Peter’s enthusiasm for tracing families is insatiable. So much so that he often finds himself taking on investigations for friends on top of his own workload.
In part, this must surely be to do with the fact that Peter appreciates the benefits all too well himself.
“Part of the reason I found myself in this was the very fact that I’d done my own family research,” he said. “I was blown away by how it felt to put the jigsaw together.
“In my case, I knew various bits about my roots and how I’d got lots of family originally from Lancashire, but when I really got into the research I discovered my grandfather was from Ipswich and that I was living in a house in Suffolk right next door to a churchyard where several members of my family were buried.
“I could barely believe that. The only reason I had ever ended up in this part of the world was because of the family connections of my ex-partner.”
Peter talks very frankly about the possible implications of tracing families and accepts that for some people the thought of being traced would be quite frightening.

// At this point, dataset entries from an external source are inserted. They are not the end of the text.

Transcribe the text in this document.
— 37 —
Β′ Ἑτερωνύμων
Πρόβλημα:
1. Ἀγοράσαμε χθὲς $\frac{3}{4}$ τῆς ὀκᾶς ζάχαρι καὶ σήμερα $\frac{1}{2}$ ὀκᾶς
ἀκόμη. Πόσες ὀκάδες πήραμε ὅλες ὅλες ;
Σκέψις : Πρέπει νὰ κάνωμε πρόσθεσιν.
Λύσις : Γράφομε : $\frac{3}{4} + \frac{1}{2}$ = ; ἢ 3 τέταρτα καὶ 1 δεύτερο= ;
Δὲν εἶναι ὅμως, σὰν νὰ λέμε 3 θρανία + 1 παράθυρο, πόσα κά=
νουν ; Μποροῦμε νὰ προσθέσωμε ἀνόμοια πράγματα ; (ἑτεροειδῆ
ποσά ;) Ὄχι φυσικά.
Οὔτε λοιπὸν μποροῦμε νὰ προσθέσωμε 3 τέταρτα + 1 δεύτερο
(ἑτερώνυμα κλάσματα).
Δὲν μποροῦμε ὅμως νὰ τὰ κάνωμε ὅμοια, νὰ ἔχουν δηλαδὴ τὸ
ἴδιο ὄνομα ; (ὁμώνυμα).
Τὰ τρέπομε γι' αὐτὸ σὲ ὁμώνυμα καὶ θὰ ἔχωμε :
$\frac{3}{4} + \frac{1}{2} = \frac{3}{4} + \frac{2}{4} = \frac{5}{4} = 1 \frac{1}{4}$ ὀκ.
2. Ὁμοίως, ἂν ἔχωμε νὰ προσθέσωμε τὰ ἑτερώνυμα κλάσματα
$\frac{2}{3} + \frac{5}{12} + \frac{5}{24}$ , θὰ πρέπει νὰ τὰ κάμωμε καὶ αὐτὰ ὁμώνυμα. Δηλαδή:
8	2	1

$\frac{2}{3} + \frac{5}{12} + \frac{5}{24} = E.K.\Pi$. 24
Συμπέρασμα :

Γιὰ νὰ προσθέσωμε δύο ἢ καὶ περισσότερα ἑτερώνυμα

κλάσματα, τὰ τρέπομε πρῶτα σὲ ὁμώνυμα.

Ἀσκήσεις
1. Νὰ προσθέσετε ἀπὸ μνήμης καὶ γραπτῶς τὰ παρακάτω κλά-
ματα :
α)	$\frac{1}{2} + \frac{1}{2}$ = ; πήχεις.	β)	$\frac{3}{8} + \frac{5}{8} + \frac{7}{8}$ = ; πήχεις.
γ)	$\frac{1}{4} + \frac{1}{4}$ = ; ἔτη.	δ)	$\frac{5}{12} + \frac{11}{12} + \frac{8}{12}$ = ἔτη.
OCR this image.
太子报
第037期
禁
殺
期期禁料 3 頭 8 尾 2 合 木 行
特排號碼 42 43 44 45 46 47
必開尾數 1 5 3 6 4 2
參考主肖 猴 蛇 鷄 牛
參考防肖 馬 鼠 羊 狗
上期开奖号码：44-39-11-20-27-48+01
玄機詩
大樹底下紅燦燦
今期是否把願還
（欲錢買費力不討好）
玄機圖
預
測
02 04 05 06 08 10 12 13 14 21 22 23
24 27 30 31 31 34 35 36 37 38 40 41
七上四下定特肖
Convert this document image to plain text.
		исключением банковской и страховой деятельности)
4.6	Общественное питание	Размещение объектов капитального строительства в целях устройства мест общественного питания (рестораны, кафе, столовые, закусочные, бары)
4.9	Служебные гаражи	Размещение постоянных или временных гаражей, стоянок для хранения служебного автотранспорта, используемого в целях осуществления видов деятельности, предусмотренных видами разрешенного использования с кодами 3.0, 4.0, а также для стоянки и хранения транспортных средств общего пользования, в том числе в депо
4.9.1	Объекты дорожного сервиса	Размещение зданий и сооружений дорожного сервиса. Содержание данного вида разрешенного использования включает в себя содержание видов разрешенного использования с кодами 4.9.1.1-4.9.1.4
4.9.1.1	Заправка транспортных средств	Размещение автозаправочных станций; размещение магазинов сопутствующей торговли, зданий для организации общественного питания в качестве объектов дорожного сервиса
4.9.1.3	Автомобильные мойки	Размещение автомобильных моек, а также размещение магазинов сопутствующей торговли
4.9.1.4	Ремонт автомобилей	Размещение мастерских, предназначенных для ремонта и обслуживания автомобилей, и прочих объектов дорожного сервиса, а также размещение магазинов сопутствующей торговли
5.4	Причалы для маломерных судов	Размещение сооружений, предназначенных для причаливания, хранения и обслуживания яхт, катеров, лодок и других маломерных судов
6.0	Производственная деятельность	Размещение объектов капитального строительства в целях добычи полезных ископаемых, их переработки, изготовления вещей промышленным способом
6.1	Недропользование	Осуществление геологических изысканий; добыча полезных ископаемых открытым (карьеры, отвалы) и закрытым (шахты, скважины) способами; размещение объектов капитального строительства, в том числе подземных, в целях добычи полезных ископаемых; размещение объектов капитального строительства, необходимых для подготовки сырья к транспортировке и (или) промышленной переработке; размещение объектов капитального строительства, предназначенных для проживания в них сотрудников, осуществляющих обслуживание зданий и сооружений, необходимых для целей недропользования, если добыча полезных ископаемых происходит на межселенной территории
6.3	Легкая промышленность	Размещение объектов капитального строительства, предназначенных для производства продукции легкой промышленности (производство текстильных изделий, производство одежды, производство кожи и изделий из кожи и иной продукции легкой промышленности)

We discuss the consequences of the current rumours that the government may soon opt to remove anonymity rights from sperm, egg and embryo donors.
Fertilisation
It is a major topic given so many thousands of people in the western world are now turning to in vitro fertilisation as a means of having their longed for family.
Peter is emphatic in his response. “No one has the right to stop anyone finding out their genetic roots sometime in the future,” he insisted.
“I do this work because my view is that no one should be denied the knowledge about their biological background.
“I get people coming to me who are absolutely desperate to know where they’re from – or indeed, whether there’s any chance they might be about to marry their sister or brother.
“Nothing should stop that right to find out.”
Family tracing isn’t only carried out by those who want to fill in the final branches of their family tree, or who want to locate their natural parent or child. Indeed, a great deal of Peter’s work is dedicated to helping track potential beneficiaries to unclaimed estates.
“There are dozens of cases sitting in solicitors’ filing cabinets across the region with money as yet unclaimed from someone’s estate,” he said.
“That’s where a lot of my work comes from these days. I’m dealing with claims that have been virtually left ignored for years. It’s a sad reality that many families lose touch and that, for all manner of reasons, it genuinely becomes a world-wide mission to trace someone who is next in line to inherit.
“Add to that the fact that it’s so easy for an error, such as a simple misspelling of a name, to be made through the generations, and suddenly you’ve got a major quest on your hands.”
Major quest or not, it’s clearly a job that Peter has coincidentally slipped into – but one that he has fallen in love with.
“You can’t beat the sense of satisfaction,” he said, smiling. “You’re crossing the t’s and dotting the i’s on someone’s life.
“That’s a great feeling and I feel really proud that my work is managing to deliver so much good.”